Control of Lithofacies and Geomechanical Characteristics on Natural Fracture Systems in Qusaiba Shale, Rub’ Al-Khali Basin, Saudi Arabia

Abstract

The lower Silurian Qusaiba Shale is one of the major source rocks for Paleozoic oil/gas reservoirs in Saudi Arabia and recently considered a potential unconventional shale gas resource. The study aims to evaluate the reservoir heterogeneity and production potential of Qusaiba Shale through the integration of geological, geomechanical and fractures characteristics. Three lithofacies were identified in Qusaiba shale. Mineralogical composition resulted in variable amounts of quartz ranging from 39 to 40, 45–55 and 60–78% for Lithofacies-I, II and III, respectively. Inter-granular porosity of these lithofacies is very low; however, fractures along laminations, at angle with laminations, and few micro-faults enhance porosity up to 5–6, 2–3, and < 1% in Lithofacies-I, II and III, respectively.

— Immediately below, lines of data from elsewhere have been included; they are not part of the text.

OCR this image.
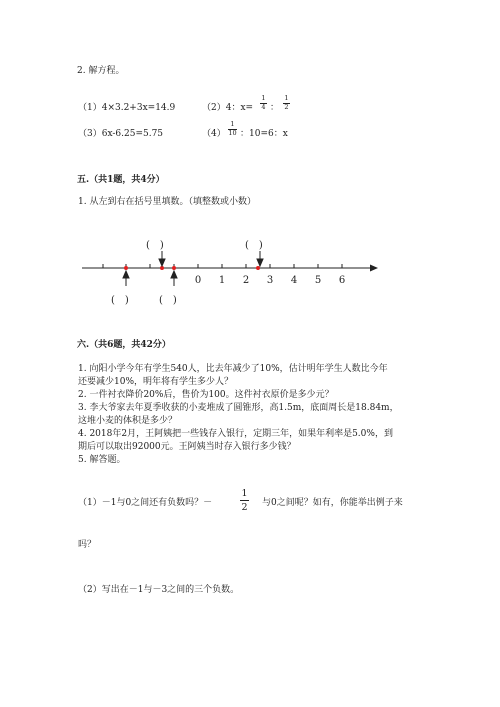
2. 解方程。
（1）4×3.2+3x=14.9	（2）4：x=
1
4 ：
1
2
（3）6x-6.25=5.75	（4）
1
10 ：10=6：x
五.（共1题，共4分）
1. 从左到右在括号里填数。（填整数或小数）
0 1 2 3 4 5 6
(　)	(　)
(　)	(　)
六.（共6题，共42分）
1. 向阳小学今年有学生540人，比去年减少了10%，估计明年学生人数比今年
还要减少10%，明年将有学生多少人？
2. 一件衬衣降价20%后，售价为100。这件衬衣原价是多少元？
3. 李大爷家去年夏季收获的小麦堆成了圆锥形，高1.5m，底面周长是18.84m，
这堆小麦的体积是多少？
4. 2018年2月，王阿姨把一些钱存入银行，定期三年，如果年利率是5.0%，到
期后可以取出92000元。王阿姨当时存入银行多少钱？
5. 解答题。
（1）－1与0之间还有负数吗？－
1
2 与0之间呢？如有，你能举出例子来
吗？
（2）写出在－1与－3之间的三个负数。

The Lithofacies-I hosts the lowest fracture density (1.2 fractures/foot), likely due to the relatively lower quartz content (39%) as compared to other lithofacies. The fracture densities in Lithofacies-II and III are 2.1 and 3.2 fractures/foot, respectively. Lithofacies-I exhibits low stiffness in terms of low Young’s modulus (average 26 GPa) and high Poisson’s ratio (average 0.34). Mineralogy- and elastic parameters-based brittleness indices exhibited ductile behavior of this lithofacies. The brittleness index exhibited brittle behavior for silica-rich Lithofacies-III and has highest intensity of natural fractures. Hence, it is concluded that mineralogy and geological characteristics are the main controlling factors on shale brittleness, mechanical properties and fractures characteristics. The integration of geology, mineralogy and geomechanics plays the key role to better evaluate the prospectivity of shale reservoirs.